By Avery Keatley
So, you’ve taken the plunge. You’ve set your goals for the New Year, and this is going to be the year you really stick to them. Really, you’re serious this time around. Congratulations on your far-sightedness and determination. You’ve checked off a few goals already—you brought salad to lunch every day this week—and you’re feeling strong. But are you’re worried how long it will last? Are you wondering if asthma will hold you back from achieving your goals?
We’re here to encourage you to stick to your goals, however ambitious, this year. Whether you plan to scale the Dawn Wall of El Capitan, ride a motorcycle to the Arctic Circle, or simply start going for a walk around the block, we’re here to support your endeavors, and offer a few tips of advice.
Think in the Long-Term
Resolutions are too often thought of as instant, sporadic changes. People use abstract terms to describe their goals, which is fine, as long as you also have specific ideas on how to reach those goals. For example, the most often cited New Year’s Resolution in America is to lose weight. That sounds like a noble idea, but have you considered how you’ll change your behavior on a daily basis to achieve this? Saying you want to lose weight is one thing—committing to make changes in your everyday life is something entirely different, which leads us to our next tip.
Set Small Goals
You want to climb Mt. Everest? Good for you. But if you don’t get off the couch to start walking around the block (then the park, then the neighborhood), how are you going to get up the mountain? No one is immediately an expert at something—they work at it. Yes, some people might be predisposed to certain things (standing 5’5”, it’s unlikely that I’d cut it in the WNBA, where the average height is 5’11”) but that doesn’t exclude these people from having to work towards their goals. Breaking goals into bite size pieces puts you in a better mindset to tackle them.
So now, you’ve set specific, small goals, but you still think that asthma might hold you back. Here are some ways to stick to your goals and your asthma treatment in the New Year.
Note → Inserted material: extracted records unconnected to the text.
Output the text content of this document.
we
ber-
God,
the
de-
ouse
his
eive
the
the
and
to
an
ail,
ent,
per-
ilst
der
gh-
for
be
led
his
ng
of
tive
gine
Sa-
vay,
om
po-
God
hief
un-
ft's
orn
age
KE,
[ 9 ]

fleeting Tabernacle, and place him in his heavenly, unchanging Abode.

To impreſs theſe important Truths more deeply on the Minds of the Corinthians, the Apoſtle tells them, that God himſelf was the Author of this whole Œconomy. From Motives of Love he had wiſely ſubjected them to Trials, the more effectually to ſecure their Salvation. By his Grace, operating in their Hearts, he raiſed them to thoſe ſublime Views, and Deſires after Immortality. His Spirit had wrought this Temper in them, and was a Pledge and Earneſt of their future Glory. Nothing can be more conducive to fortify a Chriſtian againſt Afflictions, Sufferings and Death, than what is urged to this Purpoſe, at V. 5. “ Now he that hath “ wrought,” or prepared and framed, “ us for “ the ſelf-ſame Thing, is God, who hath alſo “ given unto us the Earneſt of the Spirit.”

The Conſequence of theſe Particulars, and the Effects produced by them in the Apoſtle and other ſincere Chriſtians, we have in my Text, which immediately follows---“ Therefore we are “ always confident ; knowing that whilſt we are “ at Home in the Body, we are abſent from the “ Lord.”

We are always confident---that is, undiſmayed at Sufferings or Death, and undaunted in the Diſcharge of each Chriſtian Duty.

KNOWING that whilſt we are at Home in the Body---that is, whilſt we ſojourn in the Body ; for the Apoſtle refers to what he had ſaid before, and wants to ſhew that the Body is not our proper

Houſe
First, stick to your medications. Carry a rescue inhaler if you need to, and make sure you’re taking only the dosages as prescribed by your physician. You might have days when you feel better, but that doesn’t mean you should skip your medication. Asthma is still present even if you don’t have symptoms. It’s better to always keep those symptoms in check rather than dealing with an exacerbation.
Secondly, eat right. There are no foods known to cure asthma, but eating right can certainly help you feel better and lose weight, which in turn could help increase lung function. Trade a ham and cheese sandwich for grilled chicken with spinach. Swap fries for homemade sweet potato chips. Switch out the cookie for a piece of melon or berries. On another note, don’t limit yourself to a few repeated meals—Pinterest is an engaging way to find creative, healthy meals.
Thirdly, move a little. Find an exercise you really enjoy. I started doing yoga in the end of 2014, and now it’s one of my goals to do yoga at least three times a week. I’d never tried it before, but it turned out that I really enjoyed it, and that helped me stick to it. So find something that makes you feel good.
Lastly, most importantly, quit smoking. It doesn’t have to be tomorrow, but make a plan to quit. Set a date and give yourself some time to mentally prepare for your quit day. Start out by smoking one less cigarette a day, and work towards your quit day. You’ll be surprised how well you can do.